Although many countries have never had a woman president or prime minister, quite a few countries have been led by a woman. Some were elected and some were placed in the role of country leader to replace their sick or deceased husbands who were the previous leaders of their countries. Four countries that have been led by a woman are Sri Lanka, India, Israel, and The United Kingdom.
Sirimavo Bandaranaike, born 17 April 1916, was the world's first elected female prime minister. Bandaranaike was a woman from Sri Lanka whose husband, Solomon Bandaranaike, was the prime minister of Sri Lanka until he was assassinated by a Buddhist monk in 1959. People called Sirimavo the "weeping widow" as she was known to cry when speaking to the public about carrying on her husband's work. She was elected as the prime minister of Sri Lanka 20 July 1960. Sirimavo's son, Anura, went into politics also and her daughter, Chandrika Kumaratunga, became the first woman president of Sri Lanka.
Indira Gandhi, born 19 November 1917, was a symbol of power to Indian women and praised for her ability to stand up to the British. Gandhi is credited for doing much to lessen Britain's colonial control over India after 1945. Gandhi was a woman who was mostly respected by the Indian people and she was known as Mataji, meaning "respected mother." Gandhi led India for a total of 14 years between 1966 and 1977 and again between 1980 and 1984. Gandhi first became prime minister of India after prime minister Lal Shastri's death.
Golda Meir was born in Russia, 3 May 1898. She was educated in the United States and became a teacher there before moving to Palestine to live on a kibbutz in her 20s.
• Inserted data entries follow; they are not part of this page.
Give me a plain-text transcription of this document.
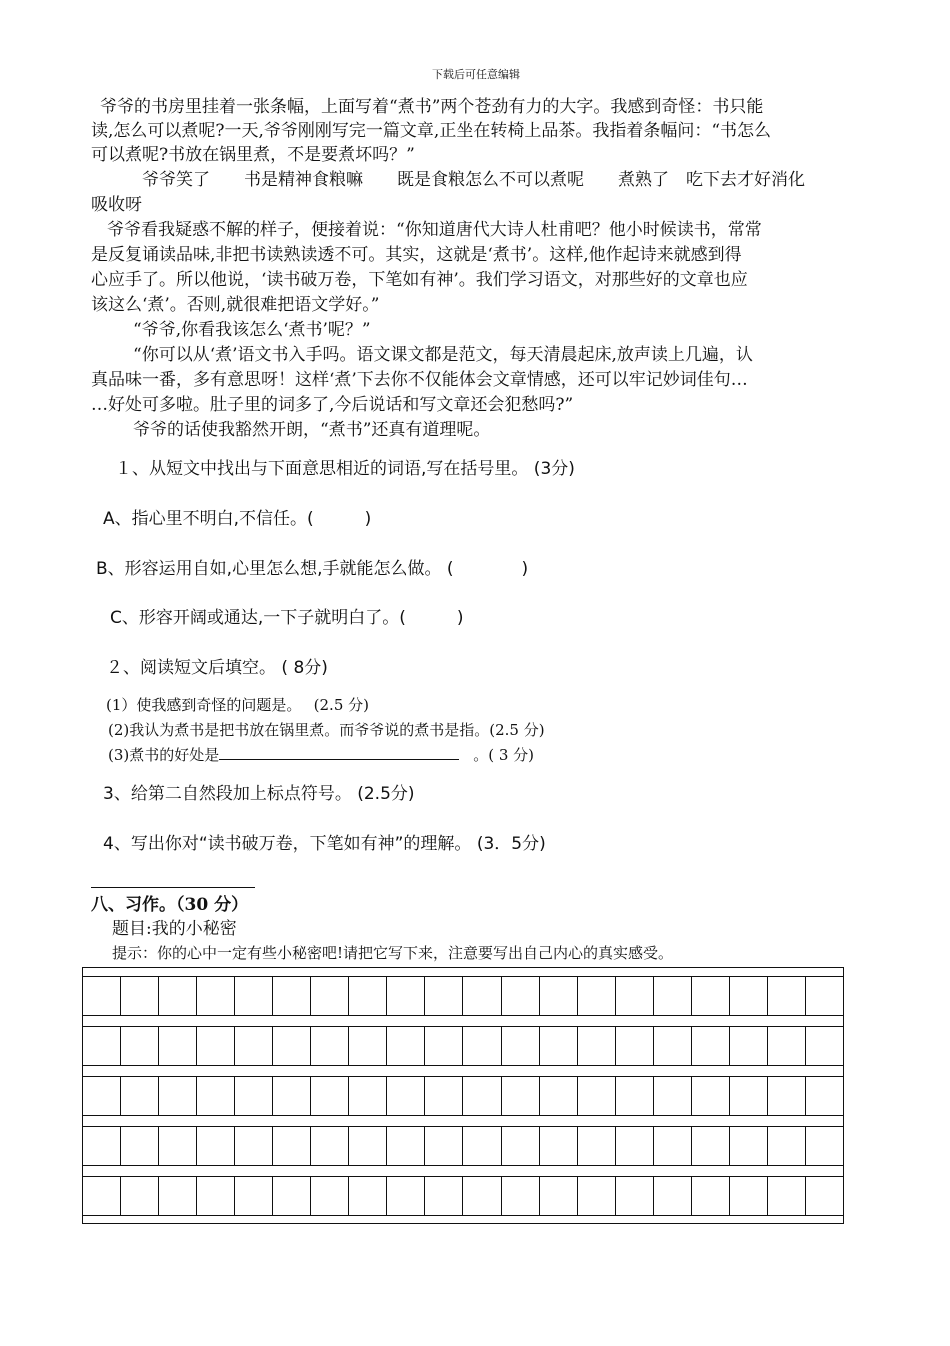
下载后可任意编辑
爷爷的书房里挂着一张条幅，上面写着“煮书”两个苍劲有力的大字。我感到奇怪：书只能
读,怎么可以煮呢?一天,爷爷刚刚写完一篇文章,正坐在转椅上品茶。我指着条幅问：“书怎么
可以煮呢?书放在锅里煮，不是要煮坏吗？”
爷爷笑了　　书是精神食粮嘛　　既是食粮怎么不可以煮呢　　煮熟了　吃下去才好消化
吸收呀
爷爷看我疑惑不解的样子，便接着说：“你知道唐代大诗人杜甫吧？他小时候读书，常常
是反复诵读品味,非把书读熟读透不可。其实，这就是‘煮书’。这样,他作起诗来就感到得
心应手了。所以他说，‘读书破万卷，下笔如有神’。我们学习语文，对那些好的文章也应
该这么‘煮’。否则,就很难把语文学好。”
“爷爷,你看我该怎么‘煮书’呢？”
“你可以从‘煮’语文书入手吗。语文课文都是范文，每天清晨起床,放声读上几遍，认
真品味一番，多有意思呀！这样‘煮’下去你不仅能体会文章情感，还可以牢记妙词佳句…
…好处可多啦。肚子里的词多了,今后说话和写文章还会犯愁吗?”
爷爷的话使我豁然开朗，“煮书”还真有道理呢。
１、从短文中找出与下面意思相近的词语,写在括号里。 (3分)
A、指心里不明白,不信任。(　　　)
B、形容运用自如,心里怎么想,手就能怎么做。 (　　　　)
C、形容开阔或通达,一下子就明白了。(　　　)
２、阅读短文后填空。 ( 8分)
(1）使我感到奇怪的问题是。　 (2.5 分)
(2)我认为煮书是把书放在锅里煮。而爷爷说的煮书是指。(2.5 分)
(3)煮书的好处是	。( 3 分)
3、给第二自然段加上标点符号。 (2.5分)
4、写出你对“读书破万卷，下笔如有神”的理解。 (3．5分)
八、习作。（30 分）
题目:我的小秘密
提示：你的心中一定有些小秘密吧!请把它写下来，注意要写出自己内心的真实感受。
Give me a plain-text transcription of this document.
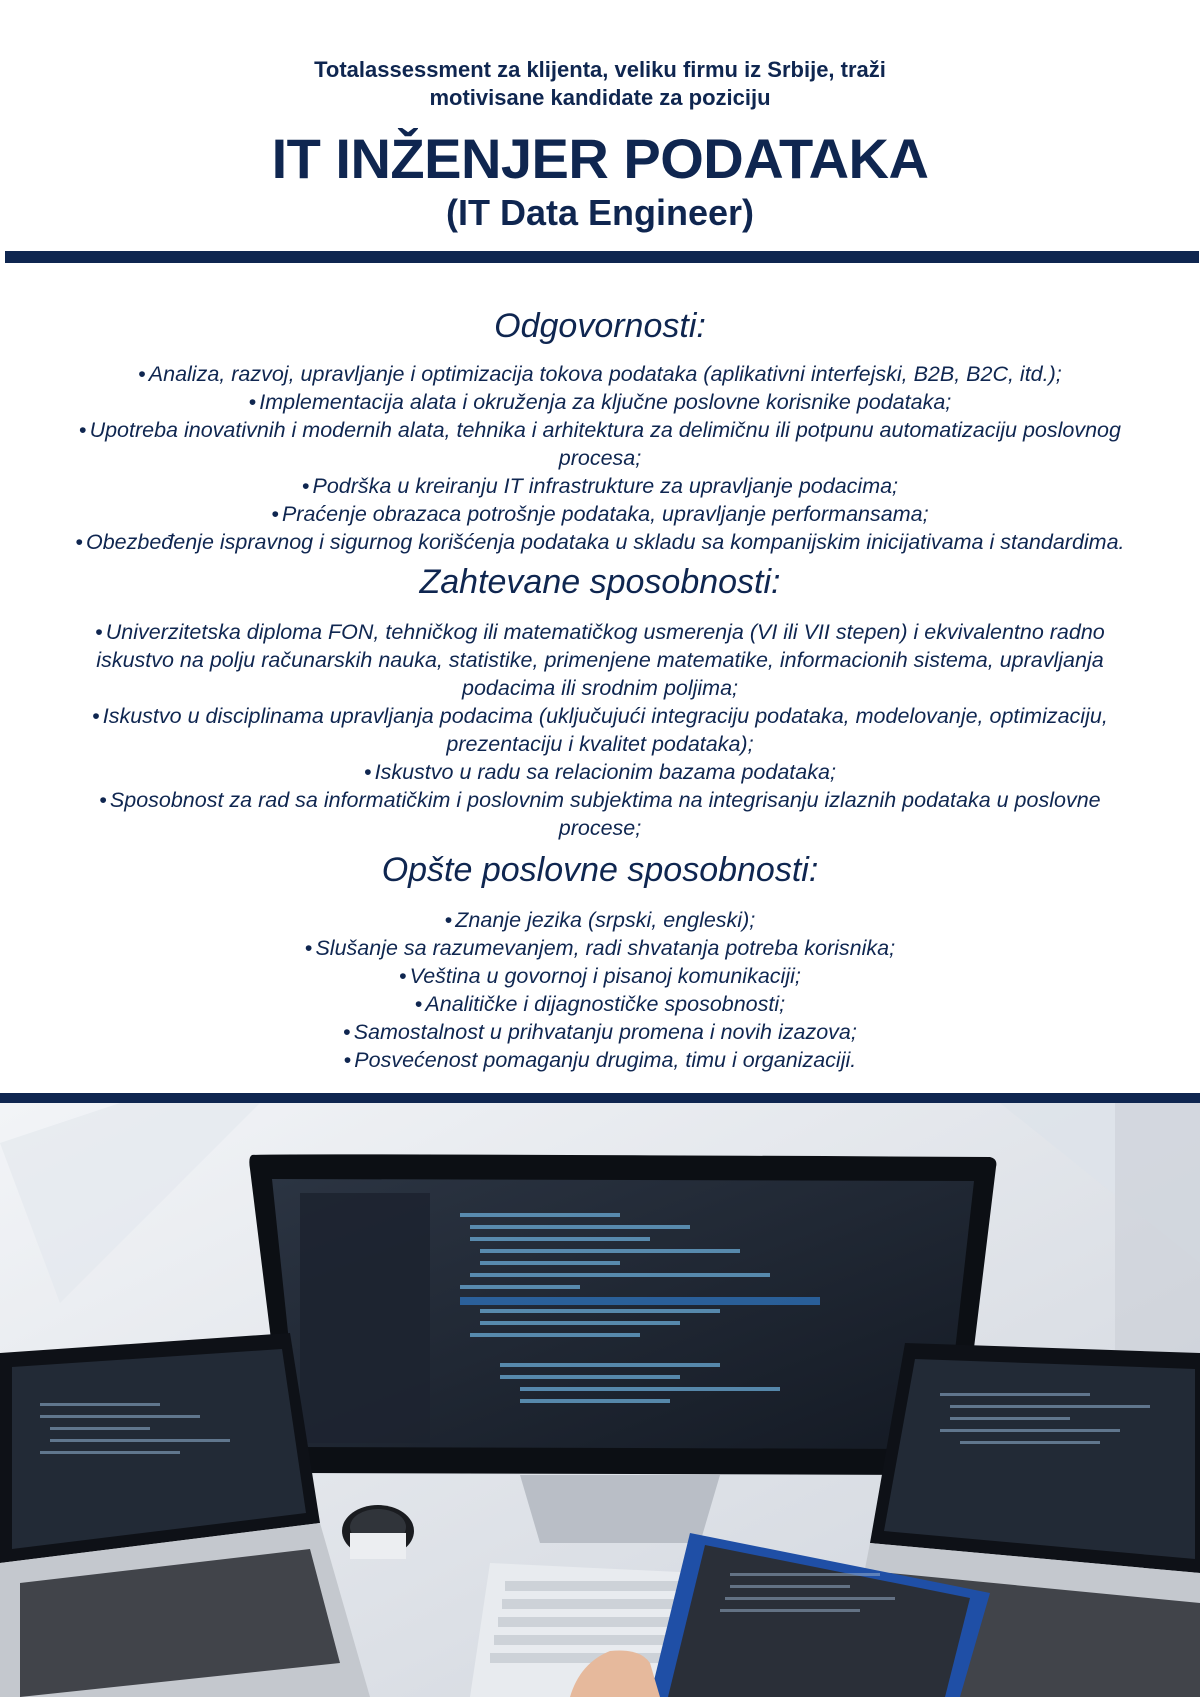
Totalassessment za klijenta, veliku firmu iz Srbije, traži
motivisane kandidate za poziciju
IT INŽENJER PODATAKA
(IT Data Engineer)
Odgovornosti:
• Analiza, razvoj, upravljanje i optimizacija tokova podataka (aplikativni interfejski, B2B, B2C, itd.);
• Implementacija alata i okruženja za ključne poslovne korisnike podataka;
• Upotreba inovativnih i modernih alata, tehnika i arhitektura za delimičnu ili potpunu automatizaciju poslovnog procesa;
• Podrška u kreiranju IT infrastrukture za upravljanje podacima;
• Praćenje obrazaca potrošnje podataka, upravljanje performansama;
• Obezbeđenje ispravnog i sigurnog korišćenja podataka u skladu sa kompanijskim inicijativama i standardima.
Zahtevane sposobnosti:
• Univerzitetska diploma FON, tehničkog ili matematičkog usmerenja (VI ili VII stepen) i ekvivalentno radno iskustvo na polju računarskih nauka, statistike, primenjene matematike, informacionih sistema, upravljanja podacima ili srodnim poljima;
• Iskustvo u disciplinama upravljanja podacima (uključujući integraciju podataka, modelovanje, optimizaciju, prezentaciju i kvalitet podataka);
• Iskustvo u radu sa relacionim bazama podataka;
• Sposobnost za rad sa informatičkim i poslovnim subjektima na integrisanju izlaznih podataka u poslovne procese;
Opšte poslovne sposobnosti:
• Znanje jezika (srpski, engleski);
• Slušanje sa razumevanjem, radi shvatanja potreba korisnika;
• Veština u govornoj i pisanoj komunikaciji;
• Analitičke i dijagnostičke sposobnosti;
• Samostalnost u prihvatanju promena i novih izazova;
• Posvećenost pomaganju drugima, timu i organizaciji.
She was a woman who was very concerned about the Arab-Jew tensions and she once disguised herself as an Arab woman to meet with King Abdullah to try to convince him, with no luck, not to go to war. Meir became Israel's ambassador to Moscow in 1949 and the prime minister of Israel in 1967. She resigned in June 1974 after much criticism, ironically, that she neglected to pay enough attention to the Arabs' attack on Israel.
Margaret Thatcher, born 13 October 1925 as Margaret Hilda Roberts, had double degrees from Oxford in law and chemistry. She entered Parliament at age 34 as a Tory. Thatcher became the education minister at age 44 and when the Tory's rightwing candidate left the Tory leadership contest suddenly, Thatcher jumped at the chance to run. The current leader at the time, Edward Heath, told her she would never beat him, but he was mistaken. Thatcher's emphasis on free markets and capitalism had won many Torys over and she solved much of Britain's trade union difficulties. She was also lauded for privatizing for profit some of Britain's largest companies such as British Steel and British Airways.